Broad-Based: Customer Support
“Users contacting support about order issues, account questions, and product inquiries.”
Narrow-Based: Feature Testing
“Users attempting to use the new subscription upgrade flow for the first time.”
Behavioral: Edge Case Testing
“Users who provide incomplete information and need multiple clarifying questions.”
Behavioral: Adversarial Testing
“Users who attempt to get the chatbot to discuss off-topic subjects or bypass restrictions.”

Poor Prompt Examples

Too Vague
“Users”
Why it’s bad: Provides no direction for persona generation. Too Long and Detailed
“Users who are between 25-35 years old, live in urban areas, have used similar products before, are somewhat tech-savvy but not experts, prefer mobile over desktop, and are looking for quick answers but also appreciate detailed explanations when needed…”
Why it’s bad: Overly specific constraints limit diversity. Keep it concise.
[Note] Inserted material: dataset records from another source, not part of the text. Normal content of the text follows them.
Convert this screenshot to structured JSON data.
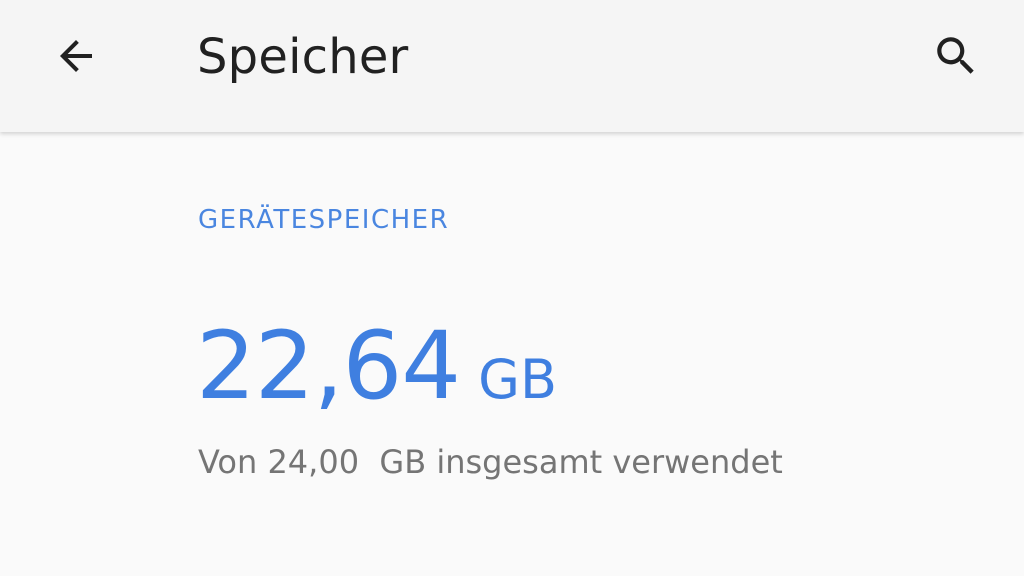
{
  "app_bar": {
    "title": "Speicher",
    "back_icon": "arrow-back-icon",
    "search_icon": "search-icon"
  },
  "device_storage": {
    "section_title": "GERÄTESPEICHER",
    "used_value": "22,64",
    "used_unit": "GB",
    "summary": "Von 24,00  GB insgesamt verwendet"
  },
  "colors": {
    "accent": "#4a86e0",
    "app_bar_bg": "#f5f5f5",
    "background": "#fafafa",
    "title_text": "#212121",
    "secondary_text": "#757575"
  }
}
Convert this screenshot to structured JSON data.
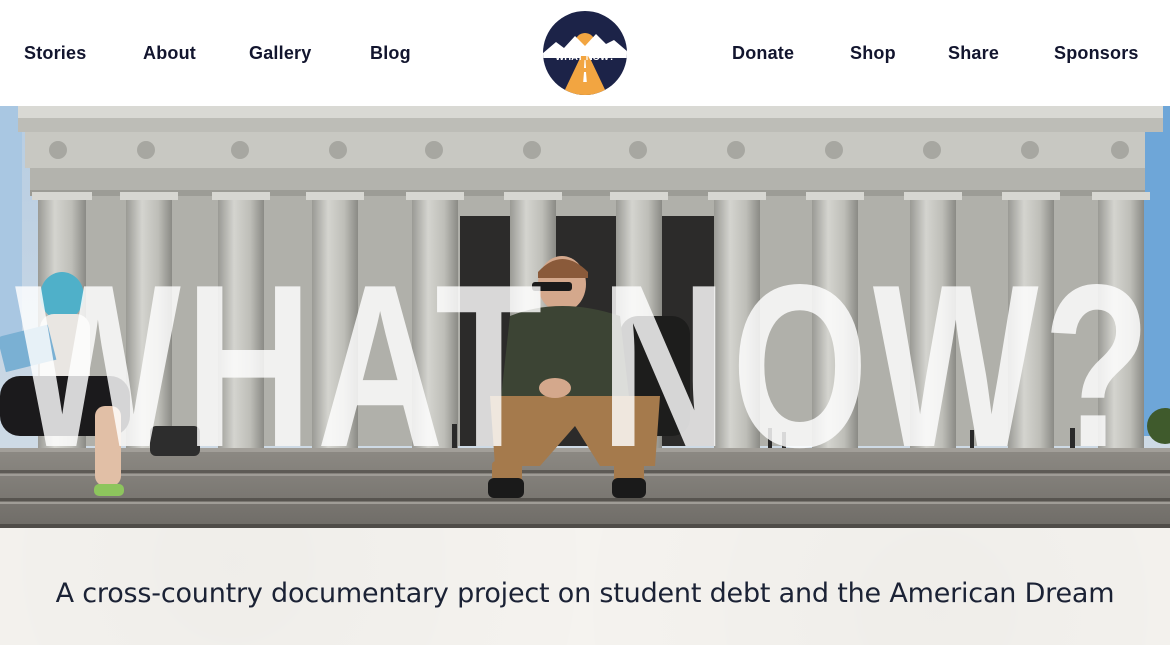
{
  "nav": {
    "left": [
      {
        "label": "Stories"
      },
      {
        "label": "About"
      },
      {
        "label": "Gallery"
      },
      {
        "label": "Blog"
      }
    ],
    "right": [
      {
        "label": "Donate"
      },
      {
        "label": "Shop"
      },
      {
        "label": "Share"
      },
      {
        "label": "Sponsors"
      }
    ]
  },
  "logo": {
    "text": "WHAT NOW?",
    "icon": "road-mountain-logo-icon"
  },
  "hero": {
    "title": "WHAT NOW?"
  },
  "tagline": "A cross-country documentary project on student debt and the American Dream",
  "colors": {
    "nav_text": "#12152e",
    "logo_circle": "#1c2348",
    "logo_road": "#f2a541",
    "tagline_bg": "#f5f3ef",
    "tagline_text": "#1b2235"
  }
}
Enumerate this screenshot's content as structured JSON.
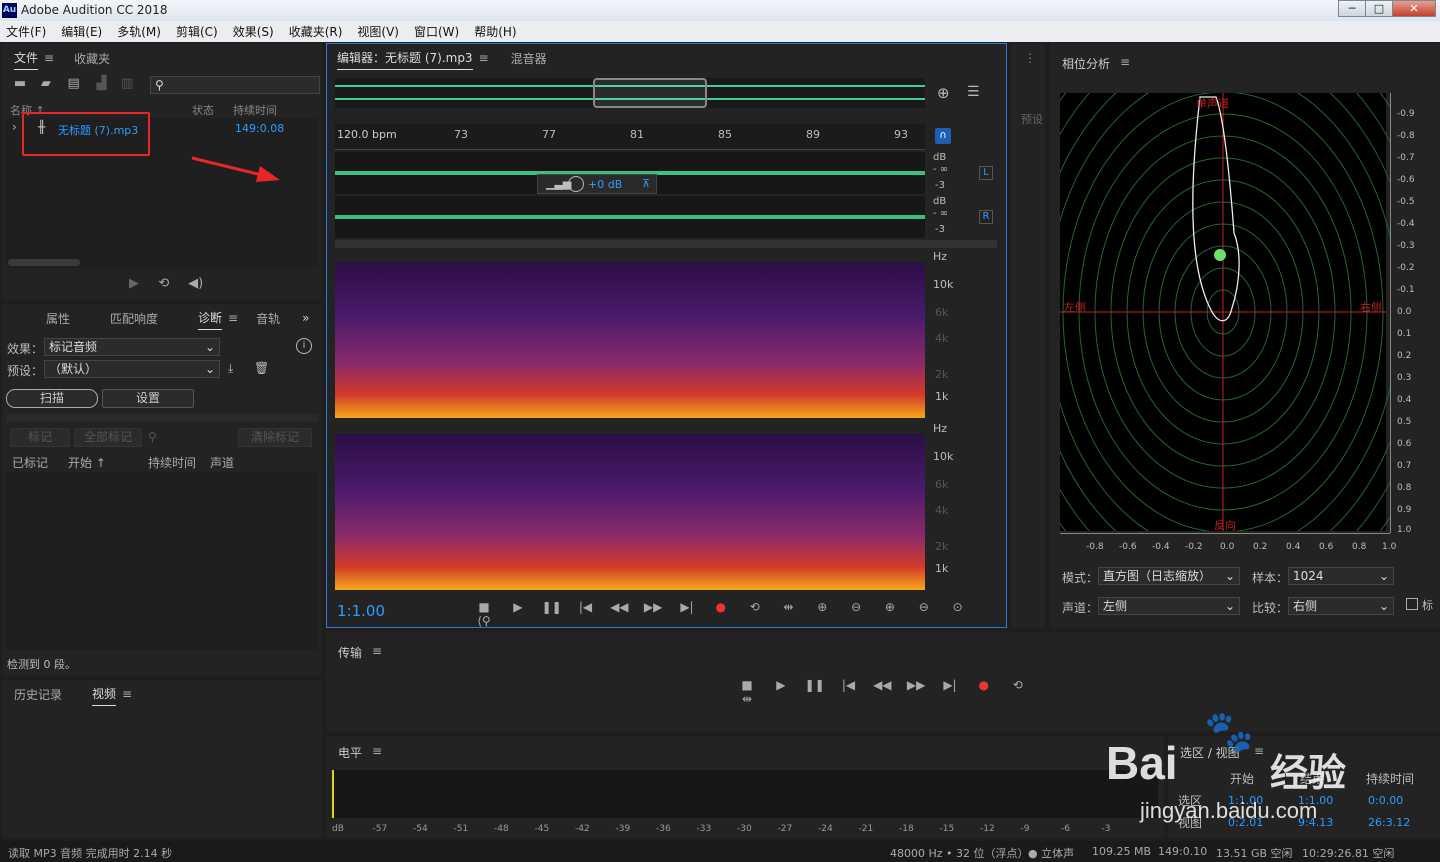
{
  "window": {
    "title": "Adobe Audition CC 2018",
    "logo": "Au",
    "controls": [
      "─",
      "□",
      "✕"
    ]
  },
  "menu": [
    "文件(F)",
    "编辑(E)",
    "多轨(M)",
    "剪辑(C)",
    "效果(S)",
    "收藏夹(R)",
    "视图(V)",
    "窗口(W)",
    "帮助(H)"
  ],
  "files_panel": {
    "tabs": [
      "文件",
      "收藏夹"
    ],
    "columns": {
      "name": "名称 ↑",
      "status": "状态",
      "duration": "持续时间"
    },
    "file": {
      "name": "无标题 (7).mp3",
      "duration": "149:0.08"
    }
  },
  "diag_panel": {
    "tabs": [
      "属性",
      "匹配响度",
      "诊断",
      "音轨"
    ],
    "effect_label": "效果：",
    "effect_value": "标记音频",
    "preset_label": "预设：",
    "preset_value": "（默认）",
    "scan_btn": "扫描",
    "settings_btn": "设置",
    "mark_btn": "标记",
    "mark_all_btn": "全部标记",
    "clear_btn": "清除标记",
    "cols": [
      "已标记",
      "开始 ↑",
      "持续时间",
      "声道"
    ],
    "detected": "检测到 0 段。"
  },
  "history_panel": {
    "tabs": [
      "历史记录",
      "视频"
    ]
  },
  "editor": {
    "tab_label": "编辑器：无标题 (7).mp3",
    "mixer_label": "混音器",
    "bpm": "120.0 bpm",
    "ruler_ticks": [
      "73",
      "77",
      "81",
      "85",
      "89",
      "93"
    ],
    "db_label": "dB",
    "db_inf": "- ∞",
    "db_m3": "-3",
    "ch_left": "L",
    "ch_right": "R",
    "hud_gain": "+0 dB",
    "hz_label": "Hz",
    "hz_ticks": [
      "10k",
      "6k",
      "4k",
      "2k",
      "1k"
    ],
    "time": "1:1.00"
  },
  "preset_side": "预设",
  "phase_panel": {
    "title": "相位分析",
    "top_label": "单声道",
    "left_label": "左侧",
    "right_label": "右侧",
    "bottom_label": "反向",
    "y_ticks": [
      "-0.9",
      "-0.8",
      "-0.7",
      "-0.6",
      "-0.5",
      "-0.4",
      "-0.3",
      "-0.2",
      "-0.1",
      "0.0",
      "0.1",
      "0.2",
      "0.3",
      "0.4",
      "0.5",
      "0.6",
      "0.7",
      "0.8",
      "0.9",
      "1.0"
    ],
    "x_ticks": [
      "-0.8",
      "-0.6",
      "-0.4",
      "-0.2",
      "0.0",
      "0.2",
      "0.4",
      "0.6",
      "0.8",
      "1.0"
    ],
    "mode_label": "模式：",
    "mode_value": "直方图（日志缩放）",
    "sample_label": "样本：",
    "sample_value": "1024",
    "channel_label": "声道：",
    "channel_value": "左侧",
    "compare_label": "比较：",
    "compare_value": "右侧",
    "checkbox_label": "标"
  },
  "transport_panel": {
    "title": "传输"
  },
  "level_panel": {
    "title": "电平",
    "scale": [
      "dB",
      "-57",
      "-54",
      "-51",
      "-48",
      "-45",
      "-42",
      "-39",
      "-36",
      "-33",
      "-30",
      "-27",
      "-24",
      "-21",
      "-18",
      "-15",
      "-12",
      "-9",
      "-6",
      "-3"
    ]
  },
  "selection_panel": {
    "title": "选区 / 视图",
    "headers": [
      "开始",
      "结束",
      "持续时间"
    ],
    "row_selection": {
      "label": "选区",
      "start": "1:1.00",
      "end": "1:1.00",
      "duration": "0:0.00"
    },
    "row_view": {
      "label": "视图",
      "start": "0:2.01",
      "end": "9:4.13",
      "duration": "26:3.12"
    }
  },
  "watermark": {
    "brand": "Bai",
    "brand_cn": "经验",
    "url": "jingyan.baidu.com"
  },
  "statusbar": {
    "message": "读取 MP3 音频 完成用时 2.14 秒",
    "format": "48000 Hz • 32 位（浮点）",
    "channels": "● 立体声",
    "size": "109.25 MB",
    "duration": "149:0.10",
    "free": "13.51 GB 空闲",
    "time_free": "10:29:26.81 空闲"
  },
  "colors": {
    "accent": "#2e9bff",
    "wave": "#3fd190",
    "record": "#e83434",
    "annotation": "#e8262a"
  }
}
Includes Specific Examples
“Users who say things like ‘I want to return my order #12345’ and ‘Where is my package?’”
Why it’s bad: Specific phrases belong in historical data, not prompts. Implementation-Focused
“Test the /api/v2/chat endpoint with various payload sizes and authentication tokens”
Why it’s bad: Describes technical testing, not user behavior. Contradictory Instructions
“Users who are both extremely patient and also very impatient”
Why it’s bad: Conflicting instructions confuse persona generation.